Por que morremos?
A razão da vida é gerar mais vida - o que é meio difícil de fazer quando se está morto. Mas o que nos mata também pode ser um jeito de produzir mais vidas
Texto Reinaldo José Lopes
Quais são os únicos seres vivos potencialmente imortais da Terra? Errou feio quem colocou árvores ou tartarugas na resposta. Em condições ideais, são as humildes bactérias as únicas criaturas a não morrer. Se você der a esses micróbios comida à vontade e ambiente aconchegante, elas simplesmente se multiplicam sem parar, dividindo suas células únicas em novos “clones”. É claro que essa multiplicação leva à competição entre “mães” e “filhas” e muitas acabam morrendo, mas não há nada inevitável nisso. A morte, ao que tudo indica, é uma doença sexualmente transmissível.
Parece maluco, mas talvez seja a mais pura verdade. Os biólogos andam descobrindo que os eventos que levam à velhice e à morte não são um programa detalhado de autodestruição, tal como acontece com a programação genética que envolve o nascimento e o crescimento dos seres vivos complexos. Se eles estiverem certos, morrer seria só um efeito colateral um tanto desagradável da necessidade de se reproduzir com a ajuda de outro indivíduo da mesma espécie, num mundo de recursos limitados.
FAZENDO AS CONTAS
Ainda há dúvidas sobre o porquê de o sexo ter se tornado tão importante para os seres vivos. Mas, uma vez estabelecido, ele forçou os organismos, de certo modo, a “fazerem as contas” em relação à própria sobrevivência. (De forma inconsciente, é claro; o que parece controlar o mecanismo é apenas o sucesso ou fracasso reprodutivo de cada indivíduo.)

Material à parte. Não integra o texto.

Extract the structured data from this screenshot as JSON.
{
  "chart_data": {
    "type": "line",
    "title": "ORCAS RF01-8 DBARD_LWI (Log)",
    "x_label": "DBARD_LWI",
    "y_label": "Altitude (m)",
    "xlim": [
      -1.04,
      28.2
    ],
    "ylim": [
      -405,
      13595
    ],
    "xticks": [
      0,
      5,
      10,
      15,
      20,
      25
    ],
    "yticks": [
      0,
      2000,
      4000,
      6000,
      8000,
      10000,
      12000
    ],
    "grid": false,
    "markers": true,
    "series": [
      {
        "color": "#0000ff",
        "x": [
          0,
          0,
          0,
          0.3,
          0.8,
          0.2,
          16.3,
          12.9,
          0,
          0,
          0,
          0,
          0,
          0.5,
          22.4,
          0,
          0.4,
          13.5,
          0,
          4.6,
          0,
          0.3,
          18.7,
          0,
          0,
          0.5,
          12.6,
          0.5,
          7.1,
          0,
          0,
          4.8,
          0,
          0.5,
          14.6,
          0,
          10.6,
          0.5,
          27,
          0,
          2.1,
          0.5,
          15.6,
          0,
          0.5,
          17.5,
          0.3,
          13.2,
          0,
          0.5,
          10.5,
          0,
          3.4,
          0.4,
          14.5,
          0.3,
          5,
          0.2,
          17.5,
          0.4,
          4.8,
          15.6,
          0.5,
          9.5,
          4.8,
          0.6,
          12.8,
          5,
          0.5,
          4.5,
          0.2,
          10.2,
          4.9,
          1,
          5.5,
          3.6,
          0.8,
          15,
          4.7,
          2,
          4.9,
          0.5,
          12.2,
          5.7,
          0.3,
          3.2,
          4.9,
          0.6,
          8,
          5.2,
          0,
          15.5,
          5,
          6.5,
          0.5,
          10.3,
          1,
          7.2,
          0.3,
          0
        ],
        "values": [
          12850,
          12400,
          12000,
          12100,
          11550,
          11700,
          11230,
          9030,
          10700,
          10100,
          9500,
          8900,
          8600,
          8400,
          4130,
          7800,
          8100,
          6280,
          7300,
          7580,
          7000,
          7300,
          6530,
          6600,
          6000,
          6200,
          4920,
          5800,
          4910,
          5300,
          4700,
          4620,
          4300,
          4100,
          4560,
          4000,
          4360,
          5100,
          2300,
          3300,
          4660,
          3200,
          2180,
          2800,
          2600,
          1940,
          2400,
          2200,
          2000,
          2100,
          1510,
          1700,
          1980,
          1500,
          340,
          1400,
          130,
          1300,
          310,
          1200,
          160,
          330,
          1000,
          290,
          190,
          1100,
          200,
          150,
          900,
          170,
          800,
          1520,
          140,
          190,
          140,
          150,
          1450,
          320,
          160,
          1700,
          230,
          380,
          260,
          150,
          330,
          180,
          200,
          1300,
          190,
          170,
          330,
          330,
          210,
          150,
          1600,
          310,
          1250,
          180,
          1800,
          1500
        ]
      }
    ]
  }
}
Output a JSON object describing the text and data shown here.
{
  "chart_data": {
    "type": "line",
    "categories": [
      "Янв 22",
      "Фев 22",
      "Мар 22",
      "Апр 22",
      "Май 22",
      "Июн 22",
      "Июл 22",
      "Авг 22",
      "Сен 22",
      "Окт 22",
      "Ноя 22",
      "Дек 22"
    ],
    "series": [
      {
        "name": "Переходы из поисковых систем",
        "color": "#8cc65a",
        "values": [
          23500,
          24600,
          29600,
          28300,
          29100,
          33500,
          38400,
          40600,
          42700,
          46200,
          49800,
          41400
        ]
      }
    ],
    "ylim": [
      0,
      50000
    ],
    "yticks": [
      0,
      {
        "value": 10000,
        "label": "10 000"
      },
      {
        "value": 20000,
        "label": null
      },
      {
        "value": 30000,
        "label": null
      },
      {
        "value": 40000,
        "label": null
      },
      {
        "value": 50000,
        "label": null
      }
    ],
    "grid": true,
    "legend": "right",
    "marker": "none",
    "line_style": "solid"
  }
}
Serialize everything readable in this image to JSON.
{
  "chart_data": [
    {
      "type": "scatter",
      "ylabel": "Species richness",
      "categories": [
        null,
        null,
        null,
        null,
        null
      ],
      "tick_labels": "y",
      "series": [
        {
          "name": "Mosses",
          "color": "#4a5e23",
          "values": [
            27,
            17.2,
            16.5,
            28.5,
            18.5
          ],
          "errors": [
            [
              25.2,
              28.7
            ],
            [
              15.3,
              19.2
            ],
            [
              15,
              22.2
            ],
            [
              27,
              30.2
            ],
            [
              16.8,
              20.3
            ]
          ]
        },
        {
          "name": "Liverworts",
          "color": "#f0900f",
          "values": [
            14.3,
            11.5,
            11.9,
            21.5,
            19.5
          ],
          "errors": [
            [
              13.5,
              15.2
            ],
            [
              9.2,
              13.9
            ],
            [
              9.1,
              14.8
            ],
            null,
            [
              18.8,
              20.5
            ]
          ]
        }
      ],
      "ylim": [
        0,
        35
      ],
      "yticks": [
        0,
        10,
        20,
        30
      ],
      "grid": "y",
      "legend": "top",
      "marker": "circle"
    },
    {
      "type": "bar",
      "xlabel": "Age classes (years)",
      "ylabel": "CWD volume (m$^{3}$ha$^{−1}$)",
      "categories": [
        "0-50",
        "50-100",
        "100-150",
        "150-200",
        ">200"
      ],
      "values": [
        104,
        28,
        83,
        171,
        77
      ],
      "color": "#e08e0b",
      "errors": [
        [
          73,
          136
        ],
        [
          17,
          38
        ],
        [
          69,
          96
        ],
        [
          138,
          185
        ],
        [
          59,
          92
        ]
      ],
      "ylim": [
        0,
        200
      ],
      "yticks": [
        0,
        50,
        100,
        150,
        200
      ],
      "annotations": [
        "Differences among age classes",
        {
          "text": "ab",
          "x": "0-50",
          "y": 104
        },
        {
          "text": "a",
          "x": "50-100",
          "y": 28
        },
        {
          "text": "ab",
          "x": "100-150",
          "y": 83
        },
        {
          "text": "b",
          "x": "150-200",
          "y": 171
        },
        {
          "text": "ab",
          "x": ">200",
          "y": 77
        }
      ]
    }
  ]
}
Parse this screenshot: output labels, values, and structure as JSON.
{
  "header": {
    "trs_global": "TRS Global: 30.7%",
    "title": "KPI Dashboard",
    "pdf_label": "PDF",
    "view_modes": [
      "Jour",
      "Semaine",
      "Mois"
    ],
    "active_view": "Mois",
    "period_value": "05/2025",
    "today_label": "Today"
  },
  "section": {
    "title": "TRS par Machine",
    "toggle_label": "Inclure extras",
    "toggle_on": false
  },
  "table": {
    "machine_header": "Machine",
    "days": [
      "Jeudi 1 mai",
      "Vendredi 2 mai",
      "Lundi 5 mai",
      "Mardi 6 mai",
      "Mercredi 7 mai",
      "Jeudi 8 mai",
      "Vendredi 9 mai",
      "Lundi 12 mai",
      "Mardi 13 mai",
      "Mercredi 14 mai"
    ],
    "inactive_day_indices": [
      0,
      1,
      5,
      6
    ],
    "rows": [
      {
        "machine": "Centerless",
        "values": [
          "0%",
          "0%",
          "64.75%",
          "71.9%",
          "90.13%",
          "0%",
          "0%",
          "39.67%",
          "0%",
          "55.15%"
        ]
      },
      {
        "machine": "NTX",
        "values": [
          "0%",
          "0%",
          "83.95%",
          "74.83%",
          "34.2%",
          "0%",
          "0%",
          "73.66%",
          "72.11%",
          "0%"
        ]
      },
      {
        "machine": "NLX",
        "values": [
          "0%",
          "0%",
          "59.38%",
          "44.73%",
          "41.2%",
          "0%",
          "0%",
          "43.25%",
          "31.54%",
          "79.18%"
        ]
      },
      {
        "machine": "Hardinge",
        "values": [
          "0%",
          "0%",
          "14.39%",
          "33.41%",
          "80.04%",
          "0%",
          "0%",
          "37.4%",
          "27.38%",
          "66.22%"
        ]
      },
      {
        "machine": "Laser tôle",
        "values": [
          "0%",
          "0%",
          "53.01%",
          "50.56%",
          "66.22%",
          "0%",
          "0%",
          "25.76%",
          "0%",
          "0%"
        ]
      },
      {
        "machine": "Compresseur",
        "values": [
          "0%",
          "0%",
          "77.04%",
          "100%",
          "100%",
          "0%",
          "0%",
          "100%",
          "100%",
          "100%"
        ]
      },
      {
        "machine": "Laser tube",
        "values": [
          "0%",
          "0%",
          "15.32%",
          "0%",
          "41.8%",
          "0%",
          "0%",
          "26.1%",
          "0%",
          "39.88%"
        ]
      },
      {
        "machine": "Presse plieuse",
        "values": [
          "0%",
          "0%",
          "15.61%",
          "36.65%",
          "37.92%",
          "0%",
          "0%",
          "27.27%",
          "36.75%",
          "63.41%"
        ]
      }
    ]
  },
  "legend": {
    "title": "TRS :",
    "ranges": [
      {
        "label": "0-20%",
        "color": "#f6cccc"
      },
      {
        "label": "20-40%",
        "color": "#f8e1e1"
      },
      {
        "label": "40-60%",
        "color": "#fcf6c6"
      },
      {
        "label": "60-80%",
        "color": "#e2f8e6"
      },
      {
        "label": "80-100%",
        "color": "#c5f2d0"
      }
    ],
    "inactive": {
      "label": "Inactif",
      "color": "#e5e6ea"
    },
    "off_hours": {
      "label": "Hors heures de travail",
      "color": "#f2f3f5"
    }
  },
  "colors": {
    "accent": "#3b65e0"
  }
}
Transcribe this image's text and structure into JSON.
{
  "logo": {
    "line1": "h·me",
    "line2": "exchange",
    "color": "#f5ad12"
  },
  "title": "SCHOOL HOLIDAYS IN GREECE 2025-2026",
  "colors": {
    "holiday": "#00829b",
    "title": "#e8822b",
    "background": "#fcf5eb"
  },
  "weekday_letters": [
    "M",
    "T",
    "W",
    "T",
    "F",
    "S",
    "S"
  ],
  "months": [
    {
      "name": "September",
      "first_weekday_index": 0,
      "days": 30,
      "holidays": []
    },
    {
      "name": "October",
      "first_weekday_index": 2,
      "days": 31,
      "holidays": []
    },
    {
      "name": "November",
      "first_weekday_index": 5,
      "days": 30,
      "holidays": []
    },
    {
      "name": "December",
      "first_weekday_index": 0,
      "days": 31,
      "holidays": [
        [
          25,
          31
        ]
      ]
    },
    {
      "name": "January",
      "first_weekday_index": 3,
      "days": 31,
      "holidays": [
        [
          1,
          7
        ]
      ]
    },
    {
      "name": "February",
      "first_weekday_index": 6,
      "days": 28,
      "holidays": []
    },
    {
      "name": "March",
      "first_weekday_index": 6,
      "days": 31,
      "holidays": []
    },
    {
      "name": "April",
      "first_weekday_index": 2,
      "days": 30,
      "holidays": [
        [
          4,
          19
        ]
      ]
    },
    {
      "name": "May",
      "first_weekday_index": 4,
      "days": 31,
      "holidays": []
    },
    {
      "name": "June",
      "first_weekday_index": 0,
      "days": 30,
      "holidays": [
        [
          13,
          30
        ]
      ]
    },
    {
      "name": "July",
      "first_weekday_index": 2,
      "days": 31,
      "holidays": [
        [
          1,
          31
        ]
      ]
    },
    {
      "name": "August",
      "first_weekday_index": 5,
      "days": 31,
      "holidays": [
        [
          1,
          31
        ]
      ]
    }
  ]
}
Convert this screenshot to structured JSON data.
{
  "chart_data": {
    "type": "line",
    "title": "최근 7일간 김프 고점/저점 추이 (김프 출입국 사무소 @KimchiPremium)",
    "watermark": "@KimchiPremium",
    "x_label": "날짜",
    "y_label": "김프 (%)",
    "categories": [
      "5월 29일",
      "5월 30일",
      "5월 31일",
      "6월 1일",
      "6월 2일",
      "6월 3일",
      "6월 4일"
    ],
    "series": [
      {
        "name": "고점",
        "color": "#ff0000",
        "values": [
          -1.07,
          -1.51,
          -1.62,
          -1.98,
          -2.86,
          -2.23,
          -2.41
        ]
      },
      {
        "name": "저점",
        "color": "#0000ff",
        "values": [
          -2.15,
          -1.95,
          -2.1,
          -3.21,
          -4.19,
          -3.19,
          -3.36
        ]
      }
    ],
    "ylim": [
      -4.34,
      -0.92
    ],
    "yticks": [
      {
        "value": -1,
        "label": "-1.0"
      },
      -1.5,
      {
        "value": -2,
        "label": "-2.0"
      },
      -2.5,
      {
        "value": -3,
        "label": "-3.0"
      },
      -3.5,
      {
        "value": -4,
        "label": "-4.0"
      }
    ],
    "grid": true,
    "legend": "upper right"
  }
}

Num mundo sexual, a única chance de um bicho, planta ou fungo passar seus genes adiante é misturando-os com os de outro indivíduo. Acontece que não dá para fazer tudo ao mesmo tempo: o organismo precisa “decidir” quanta energia gastar para continuar vivo até achar um parceiro, e quanto dessa energia vale a pena investir no sexo e nos filhotes que virão a partir dele. Se a criatura em questão for relativamente indefesa e viver correndo de predadores, vale a pena se reproduzir logo e produzir ninhadas enormes, porque o risco de morrer antes disso é gigante. Por outro lado, se a espécie não tem inimigos naturais, compensa fazer tudo com mais calma.
Isso explica por que camundongos e ratos vivem pouquíssimo, enquanto bichos do mesmo tamanho, mas voadores (como aves e morcegos), chegam a demorar até 10 vezes mais para morrer de velhice, porque são presa menos fácil. O mesmo acontece com animais grandalhões, que quase nenhuma outra criatura consegue caçar, como baleias e elefantes. Ao mesmo tempo, as criaturas de vida longa têm muito menos filhotes, que demoram mais a crescer. O que acontece é que pelo menos alguns genes que favorecem o potencial reprodutivo na juventude também acabam conduzindo à morte na velhice, mas, como o indivíduo já deixou descendentes mesmo, a ação “ruim” deles não é barrada pela seleção natural. Aparentemente, não dá para ter uma coisa boa sem a outra coisa, ruim.
Alguns estudos, contudo, têm mostrado que é possível “enganar” o corpo e fazê-lo adiar o envelhecimento. Roedores e vermes submetidos a uma dieta de fome, por exemplo, ou com órgãos sexuais retirados, vivem muito mais – no caso de certos vermes, o equivalente a uma pessoa com uns 600 anos de idade. É como se o organismo “sentisse” que o ambiente está hostil e pouco favorável à reprodução (ou que não vai se reproduzir mesmo, no caso dos castrados) e dirigisse todas as energias à autopreservação. Já há cientistas falando em usar o conceito para tentar “engenheirar” a imortalidade humana ou, ao menos, aumentar drasticamente a nossa longevidade.
Sobreviva
1. Seja grande:
Bichos com tamanho corporal maior também tendem a viver mais tempo.
2. Não tenha inimigos:
Criaturas sem predadores podem envelhecer naturalmente mais devagar que presas fáceis.
3. Transe tarde:
Demorar para se reproduzir é outro remédio tiro e queda contra a velhice.
4. Coma pouco:
É a chamada restrição calórica. Sem ficar desnutrido, devore só o mínimo.
Apoptose é o nome dado à morte programada de células. Trata-se do único processo de senescência “deliberada” entre os seres vivos.